My mother said I could do anything and seemed to believe it. She was proud when I learned somewhere to say Yew of Eye. It was assumed I’d go there one day. But she didn’t have anything to say about specific paths, and while she admired people like JFK and Clare Boothe Luce, she seemed to have no conscious awareness of their privilege as a means to start.
Chip away at a home, like philosophy’s old thought experiment, and when does it stop fulfilling the form? What volume of water must pour through the rotted roof? How many taps that produce no water, how many days without heat? How many rooms unusable? What vermin, what pests, how many poor or missed meals? How many animals that get no care? Which appliances count? I've written elsewhere about the long slow coming-apart.

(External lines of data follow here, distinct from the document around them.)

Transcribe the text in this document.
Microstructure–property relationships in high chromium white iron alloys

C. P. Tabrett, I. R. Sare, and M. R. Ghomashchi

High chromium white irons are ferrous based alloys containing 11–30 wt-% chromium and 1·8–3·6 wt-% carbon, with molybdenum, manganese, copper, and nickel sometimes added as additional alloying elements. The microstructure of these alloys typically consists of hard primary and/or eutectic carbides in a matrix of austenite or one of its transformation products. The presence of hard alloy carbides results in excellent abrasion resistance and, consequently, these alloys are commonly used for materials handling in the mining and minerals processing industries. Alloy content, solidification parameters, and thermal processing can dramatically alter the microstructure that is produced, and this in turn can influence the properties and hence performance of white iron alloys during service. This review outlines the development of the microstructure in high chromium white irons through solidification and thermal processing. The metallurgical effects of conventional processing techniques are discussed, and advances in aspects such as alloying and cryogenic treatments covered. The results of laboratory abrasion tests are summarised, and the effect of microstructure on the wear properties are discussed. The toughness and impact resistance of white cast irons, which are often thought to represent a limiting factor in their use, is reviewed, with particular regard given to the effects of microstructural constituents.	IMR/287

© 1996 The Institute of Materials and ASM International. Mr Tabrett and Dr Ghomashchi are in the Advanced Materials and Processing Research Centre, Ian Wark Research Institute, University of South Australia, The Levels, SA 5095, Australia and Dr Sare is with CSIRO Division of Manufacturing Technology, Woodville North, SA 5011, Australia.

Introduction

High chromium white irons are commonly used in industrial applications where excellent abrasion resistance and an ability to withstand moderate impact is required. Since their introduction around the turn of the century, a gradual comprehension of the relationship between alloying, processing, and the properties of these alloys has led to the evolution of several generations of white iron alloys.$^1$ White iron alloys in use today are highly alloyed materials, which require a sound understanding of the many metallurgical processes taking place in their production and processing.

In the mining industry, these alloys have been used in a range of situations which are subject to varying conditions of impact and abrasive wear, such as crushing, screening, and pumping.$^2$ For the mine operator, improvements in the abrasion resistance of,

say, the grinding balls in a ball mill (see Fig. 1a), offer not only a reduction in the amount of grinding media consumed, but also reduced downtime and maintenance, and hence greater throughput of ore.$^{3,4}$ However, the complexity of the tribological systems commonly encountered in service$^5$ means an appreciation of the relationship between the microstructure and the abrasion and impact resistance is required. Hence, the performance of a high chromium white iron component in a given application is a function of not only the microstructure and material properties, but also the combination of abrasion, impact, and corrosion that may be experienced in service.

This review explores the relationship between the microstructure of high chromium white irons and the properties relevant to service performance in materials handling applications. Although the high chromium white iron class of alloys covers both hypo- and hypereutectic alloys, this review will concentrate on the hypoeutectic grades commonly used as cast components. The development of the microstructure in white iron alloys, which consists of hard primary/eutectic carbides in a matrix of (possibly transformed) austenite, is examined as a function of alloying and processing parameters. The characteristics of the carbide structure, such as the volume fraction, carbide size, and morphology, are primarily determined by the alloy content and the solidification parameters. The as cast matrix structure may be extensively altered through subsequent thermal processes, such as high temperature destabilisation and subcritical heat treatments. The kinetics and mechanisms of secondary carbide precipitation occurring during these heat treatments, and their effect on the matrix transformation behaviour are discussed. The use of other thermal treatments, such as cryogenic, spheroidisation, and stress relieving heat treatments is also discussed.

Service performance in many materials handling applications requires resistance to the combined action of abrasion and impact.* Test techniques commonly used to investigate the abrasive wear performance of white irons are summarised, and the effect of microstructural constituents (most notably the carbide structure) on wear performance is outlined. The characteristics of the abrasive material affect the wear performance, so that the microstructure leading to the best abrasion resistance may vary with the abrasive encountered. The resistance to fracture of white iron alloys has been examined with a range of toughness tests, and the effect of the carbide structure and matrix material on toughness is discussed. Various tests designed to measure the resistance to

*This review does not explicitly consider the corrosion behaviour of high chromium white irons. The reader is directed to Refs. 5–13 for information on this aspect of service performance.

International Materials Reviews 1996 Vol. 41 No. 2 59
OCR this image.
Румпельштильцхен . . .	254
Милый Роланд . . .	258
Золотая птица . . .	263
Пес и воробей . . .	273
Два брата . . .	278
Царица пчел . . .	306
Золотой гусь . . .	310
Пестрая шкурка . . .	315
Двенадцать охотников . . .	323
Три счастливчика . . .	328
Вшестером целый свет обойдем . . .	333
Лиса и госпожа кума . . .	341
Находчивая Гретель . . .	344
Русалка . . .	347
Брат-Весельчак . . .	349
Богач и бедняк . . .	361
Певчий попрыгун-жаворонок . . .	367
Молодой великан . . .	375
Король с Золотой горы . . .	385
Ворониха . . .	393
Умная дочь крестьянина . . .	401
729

Even as things began to go bad I knew the outer world, which she had always pointed to with interest, was still out there, like a beach on the sea sensed from a dark swamp. Instead of giving up or becoming the things fate thought I should be, I determined to get out. But there were years exiled in place, even before the wanderings could begin.
In my teens I picked fruit and sold it to the supermarket, washed dishes, mowed lawns, built tree houses for relatives’ children, played (badly) a few gigs with jazz bands, worked the backline, fry vat, front register, and drive-through at the Hardee’s. None of it was actually for anything, I sensed with some dumb animal reckoning. My securely middle-class friends went on to Illinois, where I applied and was admitted but didn’t even have bus fare to go figure out financial aid. I couldn’t support myself, couldn’t stay home, but there was nowhere to go, not even the coal mines anymore, as my grandfather had done, or CCC camps as my father had before he went to war. For a few semesters I became a promising scholar of the local community college, until the physics prof who discussed Heisenberg with me after class told me suddenly it was all a waste and would never transfer. I slept in the car sometimes, flopped with friends, stole food, drunkenly carried a knife at parties, was in a minor rollover. Your goddamned friends, my mother said, finding me passed out on the carport, then gently put me to bed.
Sometimes in a fight it’s so painful to be held down that you have to get up, even when it hurts worse for a while. With no resources, connections, and no specific advice, I jumped into the wider world on the only path I saw left to me.
My sister, who is very sweet and loves me very much, said she was going to slap my head off.